Dominion Voting Systems Corp said it filed a $1.6 billion defamation lawsuit against Fox News on Friday, accusing it of trying to boost its ratings by falsely claiming the company rigged the 2020 US presidential election against Donald Trump.
Fox hosts and guests gave life to a false claim that Dominion committed election fraud to help elect President Joe Biden, "taking a small flame and turning it into a raging fire," Dominion lawyer Stephen Shackelford told reporters.
The lawsuit follows similar cases against Trump campaign lawyer Sidney Powell and the Republican former president's personal lawyer Rudy Giuliani, according to Shackelford.
Dominion, which describes itself as the leading supplier of US election technology, said it filed the lawsuit in Delaware state court.
Trump lost the November 2020 election to Biden, a Democrat, but continued to make false claims of widespread voter fraud, which Dominion said was amplified by Fox.

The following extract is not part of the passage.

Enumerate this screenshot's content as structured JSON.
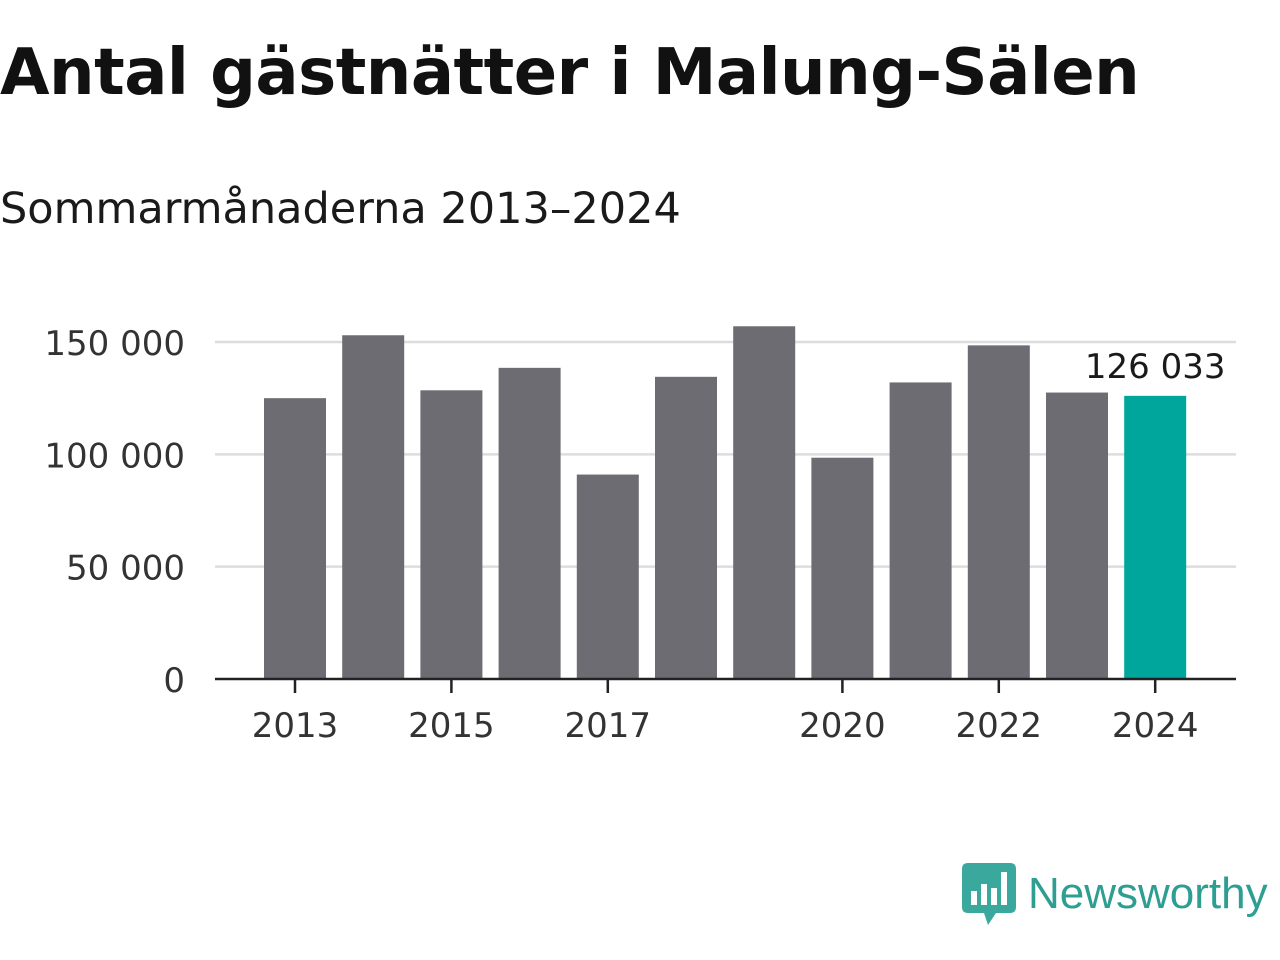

His supporters stormed the US Capitol on January 6 as Congress moved to certify the election results, leaving five dead.
The repeated claims that the election was marred by fraud sunk in with Republican voters, though, and Republican lawmakers now cite those false beliefs among voters as justifying new restrictions on voting.
On Thursday, Georgia's Republican governor signed into law restrictions that activists said was focused on reducing the influence of Black voters who helped Democrats win the White House and attain narrow control of the US Senate.
In its lawsuit, Dominion said Fox News tried to draw viewers loyal to Trump by amplifying those false claims, including assertions that Dominion's systems changed votes despite efforts by the voting systems company to set the record straight.
"Fox News Media is proud of our 2020 election coverage, which stands in the highest tradition of American journalism, and will vigorously defend against this baseless lawsuit in court," said a statement from the company, which is owned by Fox Corp.
The lawsuit alleges top Fox personalities hosted guests such as Powell to spread lies about Dominion and then repeated and amplified those false claims.
Shackelford said Dominion may sue individuals. "I don't think this is going to be the last lawsuit," he said.
The company projects the "radioactive falsehoods" spread by Fox will cost it $600 million over the next eight years, according to the lawsuit. Further damage was done to the value of the business, according to the lawsuit.
Dominion's lawsuit adds to the growing list of defamation cases stemming from the election.
Eric Coomer, a senior Dominion employee, sued Trump's re-election campaign and the owners of pro-Trump news outlets One America News Network and Newsmax Media in December. Last month, Dominion asked social media outlets to preserve posts from the networks as well as from Fox News, Trump and others.
Smartmatic, which makes voting machines, made similar claims in a defamation lawsuit that alleged Lou Dobbs and two other Fox News hosts falsely accused the company of helping to rig the election against Trump. The day after Smartmatic sued on February 4, Fox canceled the weekday program "Lou Dobbs Tonight."
Fox News filed a motion to dismiss the Smartmatic lawsuit.
In apparent response to the growing number of defamation cases, conservative US news outlets have begun to rely on prepared disclaimers or additional prerecorded programming to repudiate pro-Trump conspiracy theories spouted by guests and hosts.